我已經能夠使用以下代碼實作這一點，但我覺得必須有一個更直接的方法：

df = spark.createDataFrame(
    [
        (1, ["id_1", "id_2"], ["tim", "steve"], ["apple", "pear"]),
        (2, ["id_3", "id_4"], ["jenny"], ["avocado"]),
        (3, None, ["tommy", "megan"], ["apple", "strawberry"]),
        (4, None, None, ["banana", "strawberry"])
    ],
    ["col1", "col2", "col3", "col4"]
)

df.createOrReplaceTempView("my_table")


spark.sql("""
with cte as (
  SELECT
  col1,
  col2,
  col3,
  col4,
  greatest(size(col2), size(col3), size(col4)) as max_array_len
  FROM my_table
), arrays_extended as (
select 
col1,
case 
  when col2 is null then array_repeat(null, max_array_len) 
  else col2 
end as col2, 
case
  when size(col3) = 1 then array_repeat(col3[0], max_array_len)
  when col3 is null then array_repeat(null, max_array_len)
  else col3
end as col3,
case
  when size(col4) = 1 then array_repeat(col4[0], max_array_len)
  when col4 is null then array_repeat(null, max_array_len)
  else col4
end as col4
from cte), 
arrays_zipped as (
select *, explode(arrays_zip(col2, col3, col4)) as zipped
from arrays_extended
)
select 
  col1,
  zipped.col2,
  zipped.col3,
  zipped.col4
from arrays_zipped
""").show(truncate=False)

uj5u.com熱心網友回復：

您可以將inline_outer與第一個非 null結合使用，selectExpr并另外用于處理不同陣列中的大小不匹配coalesce

資料準備

inp_data = [
    (1,['id_1', 'id_2'],['tim', 'steve'],['apple', 'pear']),
    (2,['id_3', 'id_4'],['jenny'],['avocado']),
    (3,None,['tommy','megan'],['apple', 'strawberry']),
    (4,None,None,['banana', 'strawberry'])
]


inp_schema = StructType([
                      StructField('col1',IntegerType(),True)
                     ,StructField('col2',ArrayType(StringType(), True))
                     ,StructField('col3',ArrayType(StringType(), True))
                     ,StructField('col4',ArrayType(StringType(), True))
                    ]
                   )

sparkDF = sql.createDataFrame(data=inp_data,schema=inp_schema)\


sparkDF.show(truncate=False)

 ---- ------------ -------------- -------------------- 
|col1|col2        |col3          |col4                |
 ---- ------------ -------------- -------------------- 
|1   |[id_1, id_2]|[tim, steve]  |[apple, pear]       |
|2   |[id_3, id_4]|[jenny]       |[avocado]           |
|3   |null        |[tommy, megan]|[apple, strawberry] |
|4   |null        |null          |[banana, strawberry]|
 ---- ------------ -------------- --------------------

行內外

sparkDF.selectExpr("col1"
                   ,"""inline_outer(arrays_zip(
                                       coalesce(col2,array()),
                                       coalesce(col3,array()),
                                       coalesce(col4,array())
                                    )
                )""").show(truncate=False)

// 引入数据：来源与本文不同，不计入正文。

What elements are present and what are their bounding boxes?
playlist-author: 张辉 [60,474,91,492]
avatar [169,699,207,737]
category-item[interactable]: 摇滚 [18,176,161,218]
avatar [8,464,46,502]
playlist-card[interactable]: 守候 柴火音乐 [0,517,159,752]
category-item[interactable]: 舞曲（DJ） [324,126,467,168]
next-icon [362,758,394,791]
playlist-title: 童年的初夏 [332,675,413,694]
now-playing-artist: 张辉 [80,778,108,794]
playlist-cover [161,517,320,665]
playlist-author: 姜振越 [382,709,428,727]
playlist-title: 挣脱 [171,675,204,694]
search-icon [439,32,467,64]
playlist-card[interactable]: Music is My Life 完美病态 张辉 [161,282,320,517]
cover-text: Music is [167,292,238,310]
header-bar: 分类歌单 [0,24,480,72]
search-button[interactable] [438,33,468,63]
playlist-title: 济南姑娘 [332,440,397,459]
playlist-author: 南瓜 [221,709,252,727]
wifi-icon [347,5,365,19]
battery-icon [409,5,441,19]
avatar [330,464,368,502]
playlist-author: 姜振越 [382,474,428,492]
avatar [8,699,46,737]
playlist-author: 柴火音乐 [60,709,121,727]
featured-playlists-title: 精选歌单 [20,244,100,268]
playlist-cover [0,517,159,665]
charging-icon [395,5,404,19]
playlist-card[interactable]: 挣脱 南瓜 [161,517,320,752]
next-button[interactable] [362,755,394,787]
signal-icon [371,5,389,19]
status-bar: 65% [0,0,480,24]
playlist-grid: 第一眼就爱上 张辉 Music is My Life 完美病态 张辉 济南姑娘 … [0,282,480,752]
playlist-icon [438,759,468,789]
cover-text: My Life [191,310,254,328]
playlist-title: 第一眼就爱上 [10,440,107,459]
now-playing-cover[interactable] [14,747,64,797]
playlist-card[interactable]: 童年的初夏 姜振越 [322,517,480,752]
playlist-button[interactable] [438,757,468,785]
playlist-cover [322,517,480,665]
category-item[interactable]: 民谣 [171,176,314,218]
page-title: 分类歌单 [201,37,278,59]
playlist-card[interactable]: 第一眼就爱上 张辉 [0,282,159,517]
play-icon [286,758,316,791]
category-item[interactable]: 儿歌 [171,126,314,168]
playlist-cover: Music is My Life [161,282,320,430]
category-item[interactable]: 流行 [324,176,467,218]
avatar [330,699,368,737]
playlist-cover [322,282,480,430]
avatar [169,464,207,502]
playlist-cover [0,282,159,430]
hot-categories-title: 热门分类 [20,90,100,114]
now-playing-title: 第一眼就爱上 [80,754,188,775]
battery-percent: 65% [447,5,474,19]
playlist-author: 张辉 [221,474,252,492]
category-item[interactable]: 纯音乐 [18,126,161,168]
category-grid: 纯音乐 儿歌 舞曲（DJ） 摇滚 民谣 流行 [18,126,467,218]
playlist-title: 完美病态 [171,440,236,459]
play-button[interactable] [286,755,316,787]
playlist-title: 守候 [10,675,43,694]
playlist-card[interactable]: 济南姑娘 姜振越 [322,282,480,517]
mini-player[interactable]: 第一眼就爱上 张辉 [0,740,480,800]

 ---- ---- ----- ---------- 
|col1|0   |1    |2         |
 ---- ---- ----- ---------- 
|1   |id_1|tim  |apple     |
|1   |id_2|steve|pear      |
|2   |id_3|jenny|avocado   |
|2   |id_4|null |null      |
|3   |null|tommy|apple     |
|3   |null|megan|strawberry|
|4   |null|null |banana    |
|4   |null|null |strawberry|
 ---- ---- ----- ----------

uj5u.com熱心網友回復：

您可以使用UDF 函式：

from pyspark.sql import functions as F, types as T

cols_of_interest = [c for c in df.columns if c != 'col1']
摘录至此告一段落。